Muhammad Ali, the former Cassius Clay, was a controversial figure during most of his young life, but he ended up dying as a beloved person. His transition was quite interesting, and has been studied more than once. A braggart who could back up his words with fists of steel. But, he ended up being more than that. In his Supreme Court case, he showed that he was willing to stand up for his beliefs even to the point of being stripped of his title and insulted for not being a patriot and going over to kill people at the government’s command. I phrase it that way because the Supreme Court ended up siding with him. He showed that one need not be a pacifist to successfully use religious beliefs to object to participation in an unjust war. More than that, he was successful in showing that freedom of religion means that the government cannot order you to do certain things. Those who have agreed with the Sisters of Charity in their case against the Affordable Care Act owe a bit of a debt to Muhammad Ali. He also showed that being against a particular war did not mean that you were somehow soft.
He became a Muslim in 1965 and changed his name. But, that change is also a bit of a challenge to Christians. On one Facebook page, someone mentioned that his desertion of Christianity made him an apostate. But, if you look back at 1965, it was during a time when there was upheaval going on in the country and many African-Americans began to turn to Islam as a rejection of a society that they saw as Christian and oppressive. You have to remember that this was the era of the Civil Rights Act. Within three years of his becoming Muslim, James Meredith was shot, Martin Luther King was murdered, and Robert Kennedy was murdered. Within three years, President Johnson refused to run for a second term, stating that if nominated he would not run and if elected he would not serve.
We need to remember that it was during this era, when segregation was still being fought as was the Civil Rights Acts, that many Christians preachers were fighting changing the laws against miscegenation. It was only two years earlier that Martin Luther King had had to write the Letter from a Birmingham Jail to his fellow pastors to defend that Christian pastors should be on the side of justice. “You deplore the demonstrations taking place in Birmingham. But your statement, I am sorry to say, fails to express a similar concern for the conditions that brought about the demonstrations. I am sure that none of you would want to rest content with the superficial kind of social analysis that deals merely with effects and does not grapple with underlying causes. It is unfortunate that demonstrations are taking place in Birmingham, but it is even more unfortunate that the city’s white power structure left the Negro community with no alternative.” That white power structure included the preachers to whom he was writing. The rise of the Islam among African-Americans was, in large part, a rejection of what they saw as Christian values that tolerated injustice. The amazing part was that Ali managed to avoid the sectarian, supremacist bent of the Nation of Islam and instead became something else, a humanitarian in the best sense of the word.

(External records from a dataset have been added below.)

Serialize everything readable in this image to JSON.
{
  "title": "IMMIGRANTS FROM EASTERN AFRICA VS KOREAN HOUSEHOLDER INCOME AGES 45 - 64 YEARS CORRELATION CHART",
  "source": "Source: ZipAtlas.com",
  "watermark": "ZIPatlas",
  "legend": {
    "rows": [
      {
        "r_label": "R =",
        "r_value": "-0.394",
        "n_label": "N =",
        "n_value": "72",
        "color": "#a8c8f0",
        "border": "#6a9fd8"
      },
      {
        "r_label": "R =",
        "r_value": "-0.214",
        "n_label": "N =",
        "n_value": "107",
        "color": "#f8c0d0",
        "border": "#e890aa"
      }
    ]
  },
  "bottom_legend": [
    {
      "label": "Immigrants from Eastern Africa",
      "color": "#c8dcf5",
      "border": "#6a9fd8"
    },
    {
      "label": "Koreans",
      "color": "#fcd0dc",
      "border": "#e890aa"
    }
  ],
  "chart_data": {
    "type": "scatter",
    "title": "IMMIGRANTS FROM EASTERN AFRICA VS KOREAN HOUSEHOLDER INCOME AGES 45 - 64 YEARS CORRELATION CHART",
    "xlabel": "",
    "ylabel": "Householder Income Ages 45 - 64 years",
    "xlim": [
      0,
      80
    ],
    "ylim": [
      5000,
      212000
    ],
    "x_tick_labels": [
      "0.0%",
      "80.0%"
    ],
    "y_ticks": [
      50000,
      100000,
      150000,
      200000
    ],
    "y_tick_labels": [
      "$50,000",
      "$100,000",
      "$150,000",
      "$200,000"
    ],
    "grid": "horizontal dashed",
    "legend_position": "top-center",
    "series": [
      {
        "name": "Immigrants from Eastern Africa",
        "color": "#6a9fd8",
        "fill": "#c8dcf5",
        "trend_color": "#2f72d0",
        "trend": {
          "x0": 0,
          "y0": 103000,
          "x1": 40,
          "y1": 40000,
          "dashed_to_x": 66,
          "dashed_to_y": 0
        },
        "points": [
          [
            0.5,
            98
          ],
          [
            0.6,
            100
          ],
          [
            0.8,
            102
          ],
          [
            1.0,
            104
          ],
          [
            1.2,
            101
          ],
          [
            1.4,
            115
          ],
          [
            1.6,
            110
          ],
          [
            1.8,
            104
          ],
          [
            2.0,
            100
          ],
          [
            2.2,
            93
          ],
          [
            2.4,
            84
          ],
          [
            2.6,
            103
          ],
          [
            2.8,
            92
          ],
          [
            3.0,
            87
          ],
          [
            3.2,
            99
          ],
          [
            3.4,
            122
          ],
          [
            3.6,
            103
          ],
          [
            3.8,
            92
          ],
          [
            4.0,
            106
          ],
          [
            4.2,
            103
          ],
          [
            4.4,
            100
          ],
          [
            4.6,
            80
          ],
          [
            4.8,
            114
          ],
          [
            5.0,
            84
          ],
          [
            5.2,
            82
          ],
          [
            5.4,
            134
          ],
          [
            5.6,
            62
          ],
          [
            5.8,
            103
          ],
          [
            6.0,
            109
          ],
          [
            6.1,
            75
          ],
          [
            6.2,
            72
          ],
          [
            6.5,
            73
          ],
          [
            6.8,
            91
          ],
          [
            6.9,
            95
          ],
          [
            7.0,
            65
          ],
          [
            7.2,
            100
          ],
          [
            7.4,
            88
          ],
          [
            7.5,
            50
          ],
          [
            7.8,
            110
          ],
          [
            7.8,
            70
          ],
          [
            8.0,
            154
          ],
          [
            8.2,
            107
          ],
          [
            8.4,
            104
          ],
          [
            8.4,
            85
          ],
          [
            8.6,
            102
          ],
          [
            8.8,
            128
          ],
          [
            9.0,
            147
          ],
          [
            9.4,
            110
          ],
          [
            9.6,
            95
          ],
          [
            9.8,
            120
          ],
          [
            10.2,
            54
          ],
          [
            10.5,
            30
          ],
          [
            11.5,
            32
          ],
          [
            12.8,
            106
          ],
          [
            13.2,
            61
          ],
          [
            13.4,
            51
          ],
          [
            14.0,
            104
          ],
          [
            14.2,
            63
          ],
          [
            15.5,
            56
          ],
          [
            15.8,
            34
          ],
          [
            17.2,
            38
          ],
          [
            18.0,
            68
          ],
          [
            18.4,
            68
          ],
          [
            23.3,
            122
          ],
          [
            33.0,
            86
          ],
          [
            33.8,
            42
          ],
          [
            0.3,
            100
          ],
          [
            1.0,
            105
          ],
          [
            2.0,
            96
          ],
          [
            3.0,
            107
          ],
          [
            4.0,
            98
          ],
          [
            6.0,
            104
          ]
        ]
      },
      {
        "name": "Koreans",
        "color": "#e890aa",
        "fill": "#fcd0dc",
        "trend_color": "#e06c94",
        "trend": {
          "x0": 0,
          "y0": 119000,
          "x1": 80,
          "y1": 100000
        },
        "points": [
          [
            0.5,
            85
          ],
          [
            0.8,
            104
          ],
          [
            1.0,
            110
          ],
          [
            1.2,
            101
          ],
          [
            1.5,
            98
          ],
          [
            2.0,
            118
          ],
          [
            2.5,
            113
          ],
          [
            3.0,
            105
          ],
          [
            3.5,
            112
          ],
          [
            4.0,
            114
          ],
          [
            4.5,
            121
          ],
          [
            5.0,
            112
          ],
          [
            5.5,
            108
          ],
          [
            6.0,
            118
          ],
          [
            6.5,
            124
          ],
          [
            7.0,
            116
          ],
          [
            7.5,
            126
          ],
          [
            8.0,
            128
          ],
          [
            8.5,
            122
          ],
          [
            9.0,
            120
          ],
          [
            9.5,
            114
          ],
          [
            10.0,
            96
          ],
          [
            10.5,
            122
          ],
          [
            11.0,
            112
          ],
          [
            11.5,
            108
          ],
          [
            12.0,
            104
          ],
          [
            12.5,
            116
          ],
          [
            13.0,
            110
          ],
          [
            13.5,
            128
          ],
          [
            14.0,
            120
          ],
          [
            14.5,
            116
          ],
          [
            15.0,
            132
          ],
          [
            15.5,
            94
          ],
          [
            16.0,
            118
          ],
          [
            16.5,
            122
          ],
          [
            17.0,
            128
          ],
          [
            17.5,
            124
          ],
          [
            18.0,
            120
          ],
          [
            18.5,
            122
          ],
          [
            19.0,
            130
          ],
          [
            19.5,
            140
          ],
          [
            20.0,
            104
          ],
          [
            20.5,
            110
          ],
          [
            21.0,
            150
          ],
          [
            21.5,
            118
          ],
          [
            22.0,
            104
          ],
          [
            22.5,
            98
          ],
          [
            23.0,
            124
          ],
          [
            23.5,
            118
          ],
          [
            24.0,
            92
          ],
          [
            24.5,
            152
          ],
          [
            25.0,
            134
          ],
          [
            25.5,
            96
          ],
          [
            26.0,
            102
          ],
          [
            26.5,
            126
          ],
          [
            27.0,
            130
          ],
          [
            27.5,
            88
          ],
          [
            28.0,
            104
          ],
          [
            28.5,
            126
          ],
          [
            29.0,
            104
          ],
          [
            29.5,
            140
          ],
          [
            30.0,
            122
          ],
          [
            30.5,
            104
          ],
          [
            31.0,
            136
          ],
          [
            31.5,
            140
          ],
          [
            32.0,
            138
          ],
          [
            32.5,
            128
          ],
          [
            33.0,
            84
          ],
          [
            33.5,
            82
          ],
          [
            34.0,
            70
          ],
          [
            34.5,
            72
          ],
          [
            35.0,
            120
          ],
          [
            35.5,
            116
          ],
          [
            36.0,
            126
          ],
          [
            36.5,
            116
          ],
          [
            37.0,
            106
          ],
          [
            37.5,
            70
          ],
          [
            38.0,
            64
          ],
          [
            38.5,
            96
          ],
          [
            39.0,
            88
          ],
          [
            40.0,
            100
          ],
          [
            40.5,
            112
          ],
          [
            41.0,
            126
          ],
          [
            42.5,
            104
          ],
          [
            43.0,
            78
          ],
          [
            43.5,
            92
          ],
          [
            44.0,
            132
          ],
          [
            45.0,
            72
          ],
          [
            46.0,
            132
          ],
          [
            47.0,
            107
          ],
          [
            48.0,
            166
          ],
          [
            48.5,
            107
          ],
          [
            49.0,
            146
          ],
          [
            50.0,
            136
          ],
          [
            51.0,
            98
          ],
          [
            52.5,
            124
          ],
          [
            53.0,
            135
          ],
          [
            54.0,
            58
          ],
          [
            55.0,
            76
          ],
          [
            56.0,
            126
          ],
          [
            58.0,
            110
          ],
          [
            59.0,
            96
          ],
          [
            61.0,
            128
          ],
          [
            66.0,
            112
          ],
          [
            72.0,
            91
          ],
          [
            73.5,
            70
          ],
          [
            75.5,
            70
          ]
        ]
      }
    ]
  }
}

I would even argue that some of the preachers from that era that stood for all that was wrong with the laws and attitudes of that time are more apostate than Muhammad Ali ever was. Sadly, today we see a resurgence of that type of thinking. Using code words, insisting that the President could not possibly be a Christian, using 6 degrees of relationship arguments to show that the President is supposedly in league with radicals, etc., the same type of dialogue that Ali opposed has returned to the national stage. But, we do not seem to have people of the stature of a King or an Ali or an Archbishop Iakovos to publically march in support of what is right. We also do not seem to have people of the stature of a William F. Buckley (except maybe George Will) or a Milton Friedman to write erudite conservative critiques that are not linked to racism or sexism. Rather, we seems to have but pale shadows of the great men and women of yore who argue subjects that they know not and parrot phrases they do not understand. Ali may not go down as one of those greats, but his battle against the anti-patriotic hawks of the Viet Nam War is certainly one of the great moments of judicial history. Hopefully those who are now challenging the government in the courts on religious grounds will recognize the debt they owe him.